Can anyone help me with a reference to the fact that $\{a, b, a\} = \{a, b\}$ is definitely OK or not OK??

Example:
For a group $G$ and an element $a \in G$, define
$$\langle a \rangle := \{ a^n \in G \vert n \in \mathbb{Z} \}$$

Of course if the group is finite then for some $n \ne m$ we have $a^n = a^m$ and I feel like this is used a lot to describe this fairly reasonable set. In some sense it has repeating elements but if you take the approach above it's not an issue at all. What am I missing?

Answer 1

I believe the best reference would include the reason why duplicate elements are extraneous.
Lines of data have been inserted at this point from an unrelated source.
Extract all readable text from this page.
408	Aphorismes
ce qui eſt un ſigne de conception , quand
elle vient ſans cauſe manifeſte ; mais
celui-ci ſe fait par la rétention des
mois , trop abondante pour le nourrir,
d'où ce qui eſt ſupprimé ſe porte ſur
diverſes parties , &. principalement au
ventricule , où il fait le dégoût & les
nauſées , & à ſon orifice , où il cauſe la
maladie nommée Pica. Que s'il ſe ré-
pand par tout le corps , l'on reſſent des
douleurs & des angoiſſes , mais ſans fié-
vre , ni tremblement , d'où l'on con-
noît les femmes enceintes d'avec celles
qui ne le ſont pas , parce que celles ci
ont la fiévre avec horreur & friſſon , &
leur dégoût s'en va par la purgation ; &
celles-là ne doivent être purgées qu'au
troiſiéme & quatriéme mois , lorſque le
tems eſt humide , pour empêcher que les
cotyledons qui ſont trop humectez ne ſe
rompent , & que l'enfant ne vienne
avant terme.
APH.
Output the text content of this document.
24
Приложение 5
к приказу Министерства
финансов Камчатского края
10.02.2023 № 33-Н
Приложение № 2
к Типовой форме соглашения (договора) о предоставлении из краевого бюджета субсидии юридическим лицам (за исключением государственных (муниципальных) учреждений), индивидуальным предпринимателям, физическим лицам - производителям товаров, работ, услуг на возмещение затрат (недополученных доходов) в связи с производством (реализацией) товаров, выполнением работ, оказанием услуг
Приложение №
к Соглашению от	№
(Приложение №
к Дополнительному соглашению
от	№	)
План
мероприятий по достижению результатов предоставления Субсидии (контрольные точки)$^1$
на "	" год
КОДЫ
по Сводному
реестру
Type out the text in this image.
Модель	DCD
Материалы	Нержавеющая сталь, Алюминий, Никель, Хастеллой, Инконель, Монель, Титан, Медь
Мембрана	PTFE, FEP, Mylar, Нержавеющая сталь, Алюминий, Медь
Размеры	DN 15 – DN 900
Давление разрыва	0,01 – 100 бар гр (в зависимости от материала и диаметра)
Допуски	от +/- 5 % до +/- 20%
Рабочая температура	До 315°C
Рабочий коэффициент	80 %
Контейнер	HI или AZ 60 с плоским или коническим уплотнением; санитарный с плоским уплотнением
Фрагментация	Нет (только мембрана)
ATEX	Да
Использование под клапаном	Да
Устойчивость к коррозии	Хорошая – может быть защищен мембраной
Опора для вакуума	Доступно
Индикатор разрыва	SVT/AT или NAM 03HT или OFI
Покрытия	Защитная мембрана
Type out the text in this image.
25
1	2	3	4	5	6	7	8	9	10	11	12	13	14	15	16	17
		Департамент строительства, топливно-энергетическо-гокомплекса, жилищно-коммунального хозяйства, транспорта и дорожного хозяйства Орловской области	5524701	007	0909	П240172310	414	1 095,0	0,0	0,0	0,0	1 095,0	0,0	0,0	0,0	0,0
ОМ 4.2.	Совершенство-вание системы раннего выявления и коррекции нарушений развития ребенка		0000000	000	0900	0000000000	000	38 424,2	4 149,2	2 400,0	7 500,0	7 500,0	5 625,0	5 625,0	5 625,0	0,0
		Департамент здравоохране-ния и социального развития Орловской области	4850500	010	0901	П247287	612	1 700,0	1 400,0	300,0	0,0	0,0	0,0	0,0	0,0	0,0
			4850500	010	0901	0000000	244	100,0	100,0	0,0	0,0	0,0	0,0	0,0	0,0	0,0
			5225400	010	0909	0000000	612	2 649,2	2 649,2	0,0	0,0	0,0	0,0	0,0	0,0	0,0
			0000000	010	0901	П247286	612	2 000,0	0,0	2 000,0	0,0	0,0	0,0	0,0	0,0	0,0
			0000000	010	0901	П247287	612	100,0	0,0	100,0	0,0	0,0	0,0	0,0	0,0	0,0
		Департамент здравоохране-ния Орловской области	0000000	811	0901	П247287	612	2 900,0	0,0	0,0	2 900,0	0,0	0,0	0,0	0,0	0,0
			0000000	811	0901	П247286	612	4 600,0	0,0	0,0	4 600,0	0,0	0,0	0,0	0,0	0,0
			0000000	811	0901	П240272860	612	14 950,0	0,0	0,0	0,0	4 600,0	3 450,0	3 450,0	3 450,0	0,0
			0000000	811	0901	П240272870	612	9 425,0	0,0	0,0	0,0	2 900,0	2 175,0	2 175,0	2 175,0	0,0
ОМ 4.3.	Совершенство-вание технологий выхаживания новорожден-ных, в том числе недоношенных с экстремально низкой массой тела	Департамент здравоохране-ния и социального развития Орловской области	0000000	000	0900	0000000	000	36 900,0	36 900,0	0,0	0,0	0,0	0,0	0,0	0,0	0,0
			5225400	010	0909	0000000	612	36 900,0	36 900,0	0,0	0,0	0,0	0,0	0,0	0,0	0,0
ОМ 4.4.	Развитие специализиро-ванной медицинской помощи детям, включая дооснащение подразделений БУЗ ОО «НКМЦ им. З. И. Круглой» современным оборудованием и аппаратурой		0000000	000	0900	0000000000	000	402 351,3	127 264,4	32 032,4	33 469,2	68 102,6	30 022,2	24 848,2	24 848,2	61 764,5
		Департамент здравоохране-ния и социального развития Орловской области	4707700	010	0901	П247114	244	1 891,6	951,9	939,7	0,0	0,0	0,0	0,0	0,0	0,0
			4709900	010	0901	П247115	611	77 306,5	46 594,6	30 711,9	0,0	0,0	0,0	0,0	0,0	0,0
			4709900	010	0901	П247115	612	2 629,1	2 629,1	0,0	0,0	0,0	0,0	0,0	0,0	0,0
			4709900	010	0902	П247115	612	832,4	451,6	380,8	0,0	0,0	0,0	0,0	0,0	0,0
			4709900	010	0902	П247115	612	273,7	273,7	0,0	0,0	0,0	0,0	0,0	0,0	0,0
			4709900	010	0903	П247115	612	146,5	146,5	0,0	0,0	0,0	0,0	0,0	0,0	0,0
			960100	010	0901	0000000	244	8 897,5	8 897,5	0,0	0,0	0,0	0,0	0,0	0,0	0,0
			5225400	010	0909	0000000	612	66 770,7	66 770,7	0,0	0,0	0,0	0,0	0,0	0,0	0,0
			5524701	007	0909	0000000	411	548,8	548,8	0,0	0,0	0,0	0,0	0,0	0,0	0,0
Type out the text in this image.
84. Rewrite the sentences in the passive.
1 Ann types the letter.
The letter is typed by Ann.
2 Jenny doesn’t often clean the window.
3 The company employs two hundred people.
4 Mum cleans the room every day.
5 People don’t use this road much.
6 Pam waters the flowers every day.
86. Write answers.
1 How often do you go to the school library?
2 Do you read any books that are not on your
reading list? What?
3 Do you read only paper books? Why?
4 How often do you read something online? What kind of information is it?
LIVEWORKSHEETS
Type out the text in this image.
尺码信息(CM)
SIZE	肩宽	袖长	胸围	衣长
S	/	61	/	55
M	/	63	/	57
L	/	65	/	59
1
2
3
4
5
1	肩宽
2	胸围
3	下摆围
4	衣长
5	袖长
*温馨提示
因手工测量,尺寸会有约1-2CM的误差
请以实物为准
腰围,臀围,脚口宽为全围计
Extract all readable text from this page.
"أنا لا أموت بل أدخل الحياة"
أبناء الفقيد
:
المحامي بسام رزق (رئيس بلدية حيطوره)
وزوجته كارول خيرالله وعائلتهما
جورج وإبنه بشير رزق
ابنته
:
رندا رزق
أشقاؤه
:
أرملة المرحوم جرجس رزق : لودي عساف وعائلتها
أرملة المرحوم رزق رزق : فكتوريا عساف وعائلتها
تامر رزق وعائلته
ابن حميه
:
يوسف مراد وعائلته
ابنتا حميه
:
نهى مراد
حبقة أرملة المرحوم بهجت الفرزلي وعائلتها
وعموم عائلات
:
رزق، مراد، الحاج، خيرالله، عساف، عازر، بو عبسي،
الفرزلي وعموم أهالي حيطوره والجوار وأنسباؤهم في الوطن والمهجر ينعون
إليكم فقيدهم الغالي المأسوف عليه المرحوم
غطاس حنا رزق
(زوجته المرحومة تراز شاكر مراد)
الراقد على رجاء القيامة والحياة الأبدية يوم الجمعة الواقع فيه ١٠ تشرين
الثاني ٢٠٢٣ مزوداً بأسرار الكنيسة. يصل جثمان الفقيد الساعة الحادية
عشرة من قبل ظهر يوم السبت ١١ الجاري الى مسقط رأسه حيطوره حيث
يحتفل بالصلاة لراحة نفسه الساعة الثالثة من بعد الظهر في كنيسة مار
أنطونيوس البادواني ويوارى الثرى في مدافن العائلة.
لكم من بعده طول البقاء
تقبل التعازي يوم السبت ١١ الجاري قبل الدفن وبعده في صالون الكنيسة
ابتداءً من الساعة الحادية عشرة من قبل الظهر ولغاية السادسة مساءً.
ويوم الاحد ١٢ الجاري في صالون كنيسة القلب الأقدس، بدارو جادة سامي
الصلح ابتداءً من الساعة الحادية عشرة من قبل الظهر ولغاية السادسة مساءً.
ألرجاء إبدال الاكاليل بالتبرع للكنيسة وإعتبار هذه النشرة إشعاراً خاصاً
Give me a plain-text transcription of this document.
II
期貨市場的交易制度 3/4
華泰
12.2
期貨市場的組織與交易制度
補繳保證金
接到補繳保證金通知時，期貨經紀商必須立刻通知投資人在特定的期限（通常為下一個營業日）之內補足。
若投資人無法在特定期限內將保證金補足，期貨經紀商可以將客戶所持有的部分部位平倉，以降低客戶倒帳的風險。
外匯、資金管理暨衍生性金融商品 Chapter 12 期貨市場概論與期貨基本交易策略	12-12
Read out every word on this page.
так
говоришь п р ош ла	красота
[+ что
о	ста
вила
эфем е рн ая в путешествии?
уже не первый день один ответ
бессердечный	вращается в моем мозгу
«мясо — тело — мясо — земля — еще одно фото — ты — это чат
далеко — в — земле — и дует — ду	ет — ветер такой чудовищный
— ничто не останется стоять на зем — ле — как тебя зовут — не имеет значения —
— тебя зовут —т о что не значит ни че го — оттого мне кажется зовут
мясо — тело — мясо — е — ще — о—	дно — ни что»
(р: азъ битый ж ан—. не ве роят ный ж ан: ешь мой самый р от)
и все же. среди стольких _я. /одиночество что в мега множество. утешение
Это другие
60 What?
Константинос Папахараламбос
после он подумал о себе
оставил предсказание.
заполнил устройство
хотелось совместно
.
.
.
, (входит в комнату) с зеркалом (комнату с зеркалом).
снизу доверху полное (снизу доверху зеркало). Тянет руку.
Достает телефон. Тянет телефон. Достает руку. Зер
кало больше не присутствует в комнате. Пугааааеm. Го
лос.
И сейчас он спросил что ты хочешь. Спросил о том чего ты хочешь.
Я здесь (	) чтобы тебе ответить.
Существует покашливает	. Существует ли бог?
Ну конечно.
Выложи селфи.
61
It's due to the Axiom of Extentionality.

From Kunen's, Set Theory: An Introduction to Independence Proofs

Axiom of Extentionality

$$\forall x\forall y[\forall z(z\in x\iff z\in y) \iff x=y]$$

In English, two sets are equal if and only if they have the same elements.

So, $\{a,b,c\}= \{a,a,b,b,c,c\}$ by the Axiom.

On page 12, you see the explicit example that $\{x,x\} = \{x\}$.

To see why this generalizes (from a different perspective)

Notice that by the Axiom of Extentionality,

$$\forall x(z\in x\Rightarrow x\cup\{z\} =x)$$

So, adding elements to a set, that are already in it- doesn't change the set.